Google offers concessions to avoid U.S. antitrust lawsuit -WSJ

Reuters

WASHINGTON -Alphabet Inc’s Google has offered concessions to avoid a potential U.S. antitrust lawsuit alleging that the company abuses its clout in the advertising technology business, the Wall Street Journal reported on Friday, citing people familiar with the matter.

Google has proposed spinning off parts of its business that auctions and places ads on websites and apps into a separate company under Alphabet that could be valued at tens of billions of dollars, the report added https://on.wsj.com/3Iw28uf.

Alphabet in a statement to Reuters said that it was engaging with regulators to address their concerns, adding that it has no plans to sell or exit the ad-tech business.


“We’re deeply committed to providing value to a wide array of publisher and advertiser partners in a highly competitive sector,” the Google-parent said.

A spokeswoman for the Justice Department declined comment.

Brandon Kressin, an antitrust lawyer representing publishers and companies in the ad tech space, seemed skeptical that the offer would be sufficient.

“I don’t see how spinning off the business but keeping it under the Alphabet umbrella would solve the issue, however.
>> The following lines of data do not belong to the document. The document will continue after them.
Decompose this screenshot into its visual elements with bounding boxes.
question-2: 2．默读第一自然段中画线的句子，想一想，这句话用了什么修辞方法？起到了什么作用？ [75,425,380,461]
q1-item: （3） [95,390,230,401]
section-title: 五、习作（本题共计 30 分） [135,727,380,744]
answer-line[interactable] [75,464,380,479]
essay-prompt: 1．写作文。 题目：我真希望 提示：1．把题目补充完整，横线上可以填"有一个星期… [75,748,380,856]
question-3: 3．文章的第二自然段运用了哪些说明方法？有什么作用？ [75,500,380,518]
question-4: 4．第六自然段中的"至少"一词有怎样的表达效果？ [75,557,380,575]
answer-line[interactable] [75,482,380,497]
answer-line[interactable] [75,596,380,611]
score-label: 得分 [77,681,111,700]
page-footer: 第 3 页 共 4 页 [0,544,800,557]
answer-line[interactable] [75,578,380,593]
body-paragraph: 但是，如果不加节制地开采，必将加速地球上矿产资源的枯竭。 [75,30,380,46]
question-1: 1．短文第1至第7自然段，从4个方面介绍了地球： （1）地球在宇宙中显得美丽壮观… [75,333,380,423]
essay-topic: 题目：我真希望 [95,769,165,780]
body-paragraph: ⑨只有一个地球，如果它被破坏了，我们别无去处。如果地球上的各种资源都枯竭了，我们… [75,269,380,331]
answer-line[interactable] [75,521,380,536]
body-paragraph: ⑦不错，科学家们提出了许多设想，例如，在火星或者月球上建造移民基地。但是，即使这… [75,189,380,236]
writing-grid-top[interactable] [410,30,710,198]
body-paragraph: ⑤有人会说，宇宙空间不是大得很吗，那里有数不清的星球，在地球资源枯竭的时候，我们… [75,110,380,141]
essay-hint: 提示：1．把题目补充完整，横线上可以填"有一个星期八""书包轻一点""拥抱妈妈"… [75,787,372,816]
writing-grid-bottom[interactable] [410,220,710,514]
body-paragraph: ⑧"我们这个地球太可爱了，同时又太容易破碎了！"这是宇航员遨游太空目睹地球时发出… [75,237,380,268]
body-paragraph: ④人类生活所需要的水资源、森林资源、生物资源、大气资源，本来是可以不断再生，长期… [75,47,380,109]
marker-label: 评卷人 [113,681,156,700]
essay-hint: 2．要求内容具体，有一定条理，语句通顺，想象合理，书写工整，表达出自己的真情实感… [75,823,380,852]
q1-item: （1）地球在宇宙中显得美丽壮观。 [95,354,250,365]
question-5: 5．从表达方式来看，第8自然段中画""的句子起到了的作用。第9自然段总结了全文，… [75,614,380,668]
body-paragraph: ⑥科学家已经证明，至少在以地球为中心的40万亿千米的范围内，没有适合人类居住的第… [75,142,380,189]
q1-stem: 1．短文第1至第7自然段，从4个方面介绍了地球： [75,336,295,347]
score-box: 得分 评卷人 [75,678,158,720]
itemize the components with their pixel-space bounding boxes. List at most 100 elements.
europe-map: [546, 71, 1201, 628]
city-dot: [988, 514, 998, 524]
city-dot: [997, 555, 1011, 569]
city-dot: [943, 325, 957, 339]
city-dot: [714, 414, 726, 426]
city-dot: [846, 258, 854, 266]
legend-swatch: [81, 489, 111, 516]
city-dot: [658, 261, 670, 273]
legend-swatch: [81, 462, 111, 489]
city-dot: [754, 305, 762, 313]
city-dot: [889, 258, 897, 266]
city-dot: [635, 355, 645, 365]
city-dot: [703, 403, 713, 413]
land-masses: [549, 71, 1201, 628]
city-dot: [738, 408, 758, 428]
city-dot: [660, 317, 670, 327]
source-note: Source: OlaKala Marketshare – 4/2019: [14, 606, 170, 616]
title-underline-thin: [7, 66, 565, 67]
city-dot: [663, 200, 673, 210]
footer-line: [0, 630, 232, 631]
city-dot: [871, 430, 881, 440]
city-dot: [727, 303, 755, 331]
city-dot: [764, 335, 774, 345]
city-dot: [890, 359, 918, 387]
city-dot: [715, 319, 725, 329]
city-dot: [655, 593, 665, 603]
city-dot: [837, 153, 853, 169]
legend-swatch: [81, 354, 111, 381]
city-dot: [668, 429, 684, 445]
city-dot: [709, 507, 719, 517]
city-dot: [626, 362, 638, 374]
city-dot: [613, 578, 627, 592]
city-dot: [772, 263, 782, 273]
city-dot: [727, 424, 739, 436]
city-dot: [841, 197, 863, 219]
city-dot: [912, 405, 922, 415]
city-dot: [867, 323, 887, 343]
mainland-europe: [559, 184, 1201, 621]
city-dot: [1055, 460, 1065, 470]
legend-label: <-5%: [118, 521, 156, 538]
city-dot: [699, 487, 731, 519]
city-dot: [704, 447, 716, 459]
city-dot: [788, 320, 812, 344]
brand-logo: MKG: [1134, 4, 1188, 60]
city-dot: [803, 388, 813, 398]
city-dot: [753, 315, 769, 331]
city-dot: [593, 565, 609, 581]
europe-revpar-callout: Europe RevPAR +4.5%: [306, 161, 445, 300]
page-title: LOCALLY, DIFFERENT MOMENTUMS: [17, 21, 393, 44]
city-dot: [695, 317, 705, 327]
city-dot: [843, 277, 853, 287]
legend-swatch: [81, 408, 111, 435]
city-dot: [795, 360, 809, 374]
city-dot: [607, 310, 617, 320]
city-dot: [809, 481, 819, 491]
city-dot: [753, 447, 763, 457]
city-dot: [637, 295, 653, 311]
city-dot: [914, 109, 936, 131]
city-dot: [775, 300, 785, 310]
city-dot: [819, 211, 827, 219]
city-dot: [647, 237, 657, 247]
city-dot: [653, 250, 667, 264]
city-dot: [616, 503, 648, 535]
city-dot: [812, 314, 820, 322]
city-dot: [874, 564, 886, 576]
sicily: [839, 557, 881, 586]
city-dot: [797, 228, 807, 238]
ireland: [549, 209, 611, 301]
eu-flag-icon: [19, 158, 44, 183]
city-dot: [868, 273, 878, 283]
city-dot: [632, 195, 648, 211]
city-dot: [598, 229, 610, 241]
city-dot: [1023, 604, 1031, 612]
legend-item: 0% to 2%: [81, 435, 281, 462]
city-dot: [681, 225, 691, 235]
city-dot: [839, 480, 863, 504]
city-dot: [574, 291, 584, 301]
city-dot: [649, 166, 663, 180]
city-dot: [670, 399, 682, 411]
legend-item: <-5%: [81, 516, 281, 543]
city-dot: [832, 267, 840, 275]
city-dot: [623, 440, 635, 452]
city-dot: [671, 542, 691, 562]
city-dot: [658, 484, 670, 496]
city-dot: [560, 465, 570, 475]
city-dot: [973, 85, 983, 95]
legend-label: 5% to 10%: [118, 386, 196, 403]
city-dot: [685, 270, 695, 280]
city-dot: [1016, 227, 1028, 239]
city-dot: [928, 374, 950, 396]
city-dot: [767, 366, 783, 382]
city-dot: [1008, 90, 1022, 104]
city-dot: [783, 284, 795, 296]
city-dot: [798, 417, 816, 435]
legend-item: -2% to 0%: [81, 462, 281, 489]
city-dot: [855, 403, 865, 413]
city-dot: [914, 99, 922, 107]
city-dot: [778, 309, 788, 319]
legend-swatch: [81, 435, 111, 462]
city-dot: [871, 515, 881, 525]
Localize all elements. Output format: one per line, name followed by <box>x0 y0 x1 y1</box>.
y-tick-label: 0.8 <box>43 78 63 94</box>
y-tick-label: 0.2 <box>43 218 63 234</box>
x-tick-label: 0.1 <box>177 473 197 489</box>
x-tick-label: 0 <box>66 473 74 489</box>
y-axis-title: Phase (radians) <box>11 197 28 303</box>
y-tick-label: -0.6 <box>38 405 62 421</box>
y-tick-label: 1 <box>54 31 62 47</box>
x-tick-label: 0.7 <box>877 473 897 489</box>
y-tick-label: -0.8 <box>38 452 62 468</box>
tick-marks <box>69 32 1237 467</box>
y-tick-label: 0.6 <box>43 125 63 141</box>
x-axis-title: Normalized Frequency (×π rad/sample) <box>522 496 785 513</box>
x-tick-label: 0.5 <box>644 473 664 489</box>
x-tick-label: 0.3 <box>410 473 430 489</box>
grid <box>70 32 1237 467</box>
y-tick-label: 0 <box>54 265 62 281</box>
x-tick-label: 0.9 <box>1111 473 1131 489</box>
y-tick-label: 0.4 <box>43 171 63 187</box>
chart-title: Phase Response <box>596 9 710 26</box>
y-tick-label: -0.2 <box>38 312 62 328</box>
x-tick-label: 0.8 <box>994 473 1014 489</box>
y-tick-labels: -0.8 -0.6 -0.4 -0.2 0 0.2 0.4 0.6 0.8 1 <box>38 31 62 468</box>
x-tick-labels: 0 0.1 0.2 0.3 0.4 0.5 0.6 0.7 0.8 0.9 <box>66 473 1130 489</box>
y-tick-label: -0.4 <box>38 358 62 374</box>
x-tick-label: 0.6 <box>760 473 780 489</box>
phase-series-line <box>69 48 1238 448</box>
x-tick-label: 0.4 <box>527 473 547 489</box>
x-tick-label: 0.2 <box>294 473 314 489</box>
Google would still have an incentive to self-preference,” he said in an email.

The department under President Joe Biden has expressed a strong preference for asset sales, also called structural remedies, to resolve antitrust concerns.

The U.S. Department for Justice sued Google in October 2020, accusing the company of illegally using its market muscle to hobble rivals, in the biggest challenge to the power and influence of Big Tech in decades.

Britain’s competition regulator in May launched its second probe into the advertising practices of Google, saying the search giant could be distorting competition and may have illegally favored its own services.

Google also faces a probe from regulators in Europe that in June last year opened an investigation into whether its digital advertising business gives the Alphabet unit an unfair advantage over rivals and advertisers.